Vacuum Cleaners from Hell
"Uzushio" means "an eddying current," and as such, is the sort of name that might be used as the brand name of a washing machine made in Japan. For this reason, it is funny to Japanese audiences when used as the name of the suction device which Lum uses to gather up Ataru and his family (and Cherry, too), especially because that name includes the word "zenjidoo" (fully automatic) which is the sort of descriptive word that would also tend to be used as part of the name of such an appliance.

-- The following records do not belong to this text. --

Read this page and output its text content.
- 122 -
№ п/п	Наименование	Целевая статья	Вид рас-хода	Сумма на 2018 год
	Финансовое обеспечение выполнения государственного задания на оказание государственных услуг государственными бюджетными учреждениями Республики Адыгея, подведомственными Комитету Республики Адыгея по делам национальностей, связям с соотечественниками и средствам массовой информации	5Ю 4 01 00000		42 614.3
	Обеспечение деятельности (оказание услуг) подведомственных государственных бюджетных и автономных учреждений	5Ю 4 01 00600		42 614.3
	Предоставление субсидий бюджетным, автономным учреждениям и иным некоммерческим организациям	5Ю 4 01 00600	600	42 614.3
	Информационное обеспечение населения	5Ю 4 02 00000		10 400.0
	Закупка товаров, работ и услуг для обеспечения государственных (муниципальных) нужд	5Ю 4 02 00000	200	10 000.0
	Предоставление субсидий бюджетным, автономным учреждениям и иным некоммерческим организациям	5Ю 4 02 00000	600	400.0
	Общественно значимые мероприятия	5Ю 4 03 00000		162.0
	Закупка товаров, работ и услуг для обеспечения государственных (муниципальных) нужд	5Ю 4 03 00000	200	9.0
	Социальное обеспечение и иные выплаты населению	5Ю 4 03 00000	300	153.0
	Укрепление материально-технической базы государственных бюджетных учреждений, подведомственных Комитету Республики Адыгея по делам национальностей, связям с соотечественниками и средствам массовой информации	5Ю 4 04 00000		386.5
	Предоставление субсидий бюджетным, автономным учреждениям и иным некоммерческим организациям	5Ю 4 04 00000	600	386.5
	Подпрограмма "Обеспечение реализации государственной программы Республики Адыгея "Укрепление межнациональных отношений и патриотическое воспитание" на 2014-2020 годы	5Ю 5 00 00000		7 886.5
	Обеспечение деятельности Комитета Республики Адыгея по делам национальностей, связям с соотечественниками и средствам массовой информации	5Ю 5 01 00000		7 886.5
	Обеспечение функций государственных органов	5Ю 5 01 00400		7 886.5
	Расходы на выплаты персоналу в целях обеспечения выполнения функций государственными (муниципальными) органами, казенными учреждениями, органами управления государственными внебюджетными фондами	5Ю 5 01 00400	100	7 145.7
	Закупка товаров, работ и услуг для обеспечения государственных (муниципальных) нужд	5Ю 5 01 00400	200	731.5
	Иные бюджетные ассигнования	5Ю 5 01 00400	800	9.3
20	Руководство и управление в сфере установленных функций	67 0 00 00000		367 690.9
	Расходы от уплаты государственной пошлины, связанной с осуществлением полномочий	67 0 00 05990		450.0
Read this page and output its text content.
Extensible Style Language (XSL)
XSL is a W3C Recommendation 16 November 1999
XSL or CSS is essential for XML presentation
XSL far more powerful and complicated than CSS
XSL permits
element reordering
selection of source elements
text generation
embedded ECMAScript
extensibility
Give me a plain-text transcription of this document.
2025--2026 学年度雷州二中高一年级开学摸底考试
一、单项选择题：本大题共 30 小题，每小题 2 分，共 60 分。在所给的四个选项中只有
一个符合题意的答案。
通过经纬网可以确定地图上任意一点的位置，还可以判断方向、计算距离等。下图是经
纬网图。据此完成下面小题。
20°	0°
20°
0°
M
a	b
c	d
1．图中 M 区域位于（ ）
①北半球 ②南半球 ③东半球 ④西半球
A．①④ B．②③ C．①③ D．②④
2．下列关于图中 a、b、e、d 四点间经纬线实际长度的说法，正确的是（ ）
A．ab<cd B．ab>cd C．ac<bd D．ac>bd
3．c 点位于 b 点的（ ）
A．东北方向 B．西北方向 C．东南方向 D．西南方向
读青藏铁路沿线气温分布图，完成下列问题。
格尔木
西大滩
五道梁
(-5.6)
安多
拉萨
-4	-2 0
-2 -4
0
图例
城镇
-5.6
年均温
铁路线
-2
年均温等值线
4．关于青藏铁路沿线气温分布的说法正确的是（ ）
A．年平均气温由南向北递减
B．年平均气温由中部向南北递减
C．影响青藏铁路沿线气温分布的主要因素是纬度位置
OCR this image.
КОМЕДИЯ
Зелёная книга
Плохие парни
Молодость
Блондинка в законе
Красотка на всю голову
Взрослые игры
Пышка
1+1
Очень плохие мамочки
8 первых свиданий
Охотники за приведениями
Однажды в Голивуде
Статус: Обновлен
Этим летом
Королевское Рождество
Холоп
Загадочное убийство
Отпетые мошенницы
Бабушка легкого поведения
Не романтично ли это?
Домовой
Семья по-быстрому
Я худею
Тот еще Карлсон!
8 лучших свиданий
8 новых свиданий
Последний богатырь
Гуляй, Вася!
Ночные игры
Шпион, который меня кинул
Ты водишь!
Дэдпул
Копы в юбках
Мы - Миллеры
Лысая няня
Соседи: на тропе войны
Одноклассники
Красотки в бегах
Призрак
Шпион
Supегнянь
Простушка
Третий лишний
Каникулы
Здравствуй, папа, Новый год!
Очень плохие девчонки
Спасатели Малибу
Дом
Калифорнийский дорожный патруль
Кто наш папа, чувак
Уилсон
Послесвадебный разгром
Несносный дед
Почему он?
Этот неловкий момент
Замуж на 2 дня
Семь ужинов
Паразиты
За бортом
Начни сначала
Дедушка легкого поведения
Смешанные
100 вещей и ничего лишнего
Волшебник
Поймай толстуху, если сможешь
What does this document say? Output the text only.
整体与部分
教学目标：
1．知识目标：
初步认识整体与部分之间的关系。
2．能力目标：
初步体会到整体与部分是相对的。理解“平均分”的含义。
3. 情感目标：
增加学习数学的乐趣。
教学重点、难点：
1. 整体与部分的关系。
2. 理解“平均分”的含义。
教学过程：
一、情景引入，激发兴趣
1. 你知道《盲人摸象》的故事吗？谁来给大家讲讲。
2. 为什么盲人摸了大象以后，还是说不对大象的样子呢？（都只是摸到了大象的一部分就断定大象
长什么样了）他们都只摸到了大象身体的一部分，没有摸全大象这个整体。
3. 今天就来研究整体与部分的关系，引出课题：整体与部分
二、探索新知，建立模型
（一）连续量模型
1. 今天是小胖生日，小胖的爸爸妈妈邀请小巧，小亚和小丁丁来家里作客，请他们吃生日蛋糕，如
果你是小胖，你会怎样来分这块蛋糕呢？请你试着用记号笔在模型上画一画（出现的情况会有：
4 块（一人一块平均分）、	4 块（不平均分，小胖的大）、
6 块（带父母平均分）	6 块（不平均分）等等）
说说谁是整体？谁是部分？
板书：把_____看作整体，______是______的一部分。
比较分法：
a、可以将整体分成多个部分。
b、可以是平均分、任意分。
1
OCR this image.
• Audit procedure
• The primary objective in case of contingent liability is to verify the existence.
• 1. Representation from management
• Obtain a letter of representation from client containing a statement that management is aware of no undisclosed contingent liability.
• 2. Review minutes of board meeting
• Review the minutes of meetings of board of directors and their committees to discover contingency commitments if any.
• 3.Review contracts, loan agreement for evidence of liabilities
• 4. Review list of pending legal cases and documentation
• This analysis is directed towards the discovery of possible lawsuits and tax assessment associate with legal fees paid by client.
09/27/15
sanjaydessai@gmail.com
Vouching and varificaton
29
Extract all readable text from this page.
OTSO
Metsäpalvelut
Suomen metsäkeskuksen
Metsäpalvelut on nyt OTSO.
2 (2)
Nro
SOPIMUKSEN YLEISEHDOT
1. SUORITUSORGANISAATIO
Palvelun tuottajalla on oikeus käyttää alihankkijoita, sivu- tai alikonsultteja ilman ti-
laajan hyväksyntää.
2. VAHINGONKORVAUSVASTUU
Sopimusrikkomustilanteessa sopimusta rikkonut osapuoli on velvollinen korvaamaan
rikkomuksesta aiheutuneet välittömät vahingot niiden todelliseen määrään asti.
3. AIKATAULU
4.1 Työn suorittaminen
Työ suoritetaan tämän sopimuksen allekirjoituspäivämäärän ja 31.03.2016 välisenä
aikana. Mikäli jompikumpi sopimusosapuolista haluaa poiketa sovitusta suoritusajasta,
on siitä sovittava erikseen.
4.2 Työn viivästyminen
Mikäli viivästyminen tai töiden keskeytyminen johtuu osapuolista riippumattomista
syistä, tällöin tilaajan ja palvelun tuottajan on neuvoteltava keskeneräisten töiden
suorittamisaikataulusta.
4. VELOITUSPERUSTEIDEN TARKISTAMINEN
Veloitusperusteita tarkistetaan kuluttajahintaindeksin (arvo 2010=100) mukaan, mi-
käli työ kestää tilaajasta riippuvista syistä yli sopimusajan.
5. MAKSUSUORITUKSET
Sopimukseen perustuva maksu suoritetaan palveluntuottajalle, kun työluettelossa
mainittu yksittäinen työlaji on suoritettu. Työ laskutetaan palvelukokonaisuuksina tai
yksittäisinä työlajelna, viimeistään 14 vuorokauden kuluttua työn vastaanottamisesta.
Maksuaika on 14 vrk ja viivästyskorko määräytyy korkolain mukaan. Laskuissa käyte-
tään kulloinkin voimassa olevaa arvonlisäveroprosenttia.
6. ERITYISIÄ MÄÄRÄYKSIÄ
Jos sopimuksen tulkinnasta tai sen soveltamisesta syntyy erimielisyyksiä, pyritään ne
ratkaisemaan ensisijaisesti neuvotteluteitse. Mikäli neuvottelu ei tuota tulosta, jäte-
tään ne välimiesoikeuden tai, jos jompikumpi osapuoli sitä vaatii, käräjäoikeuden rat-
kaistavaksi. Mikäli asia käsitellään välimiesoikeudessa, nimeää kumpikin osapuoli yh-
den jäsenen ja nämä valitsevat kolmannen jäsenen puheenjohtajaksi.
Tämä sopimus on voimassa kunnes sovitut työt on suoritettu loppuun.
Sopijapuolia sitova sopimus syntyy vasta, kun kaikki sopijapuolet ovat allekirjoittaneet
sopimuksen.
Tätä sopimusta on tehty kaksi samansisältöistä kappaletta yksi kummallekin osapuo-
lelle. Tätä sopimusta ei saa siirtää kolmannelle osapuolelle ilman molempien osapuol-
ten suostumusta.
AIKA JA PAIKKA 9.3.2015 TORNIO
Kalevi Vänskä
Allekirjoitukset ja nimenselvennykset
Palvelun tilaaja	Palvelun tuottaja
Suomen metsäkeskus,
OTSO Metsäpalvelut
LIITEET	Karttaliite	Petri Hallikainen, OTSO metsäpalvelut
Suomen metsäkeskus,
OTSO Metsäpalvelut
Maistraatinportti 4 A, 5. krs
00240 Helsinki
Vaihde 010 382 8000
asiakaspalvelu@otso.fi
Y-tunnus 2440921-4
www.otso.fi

Maitta, maitta, tonari no jinja
"Maitta" is a word one says when one is having trouble. It also means "to visit," as in "visiting a shrine." The word for shrine is "jinja." So when Ataru says to Babara, "Maitta, maitta, tonari no jinja," he is having fun by confusing the two meanings of the word "mairu (maitta)," which are both written the same way, adding to the fun.

Children Who Know War
"Sensoo o Shiranai Kodomotachi" (Children Who Don't Know War) was a popular folk/protest song in Japan in the late 1960's-early 1970's. It was about the generation gap between the pre- and post-World War II generations. The latter says that even though they do not know war, having been born and raised after its end, nonetheless they love peace, and want to live in a peaceful world. The song ends with a plea by the younger generation to call them "Children Who Don't Know War." The joke here is that, during the "space dogfight scene," Megane is happy to tell Shinobu that they are now, instead, "Children Who Know War," at last.

"Say something Fatherly"
Ataru's Father telling Ataru not to take out a loan for his wedding to, or honeymoon with, Elle, is a reflection on the expense and payment schemes typical of Japanese weddings. They tend to be more expensive than American weddings, and whereas, in the U.S., the bride's family typically pays all the wedding expenses, things aren't nearly so cut and dried in Japan, where either or both families may pay the expenses, or the bride and groom may pay their own expenses. Taking out such loans is at best uncommon, but it is the sort of thing that this family would do (In "Beautiful Dreamer", Ataru's father takes out a 500 year loan in Ataru's name!).

Home Cooking
Megane mentions a lot of foods in his first tirade on Planet Elle: Takoyaki is a pancake-like batter, rolled into balls containing octopus and vegetables, and baked. Gyuu-don (short for "Gyuuniku-Domburi"), which we refer to as "Beef-bowl," is beef boiled in sauce (usually soy sauce) with onions, on top of rice, in a bowl. The flavor of the sauce seeps down into the rice, which is what Megane is so excited about. Just about everybody knows what ramen is. The point is that these foods are "everyday foods," equivalent to hot dogs, hamburgers, and pizza in the U.S.; to wit, the foods you grew up with and miss the most. As for the gyuu-don restaurant Ataru points out on Planet Elle, the joke here is that these places are like McDonald's: i.e., they're EVERYWHERE.

What will become of me?
About Ataru's Mother crying about what will become of her in her old age: typically, in Japan, children take care of their parents when they get too old to take care of themselves, and those children will live with their parents more often than in Western countries. Certainly, Ataru's Mother and Father are the kind of people who expect that treatment from their son. His mother in particular is concerned with her own well-being, and given how badly her husband and son are taking care of her now, she's got good reason!

The Matchmaking Incident
The matchmaking "incident" that Lum's father refers to is recounted in Episode 22, stories 43-44, "The Great Space Matchmaking Operation," which is available in subtitled form in AnimEigo's UY TV series tape #6.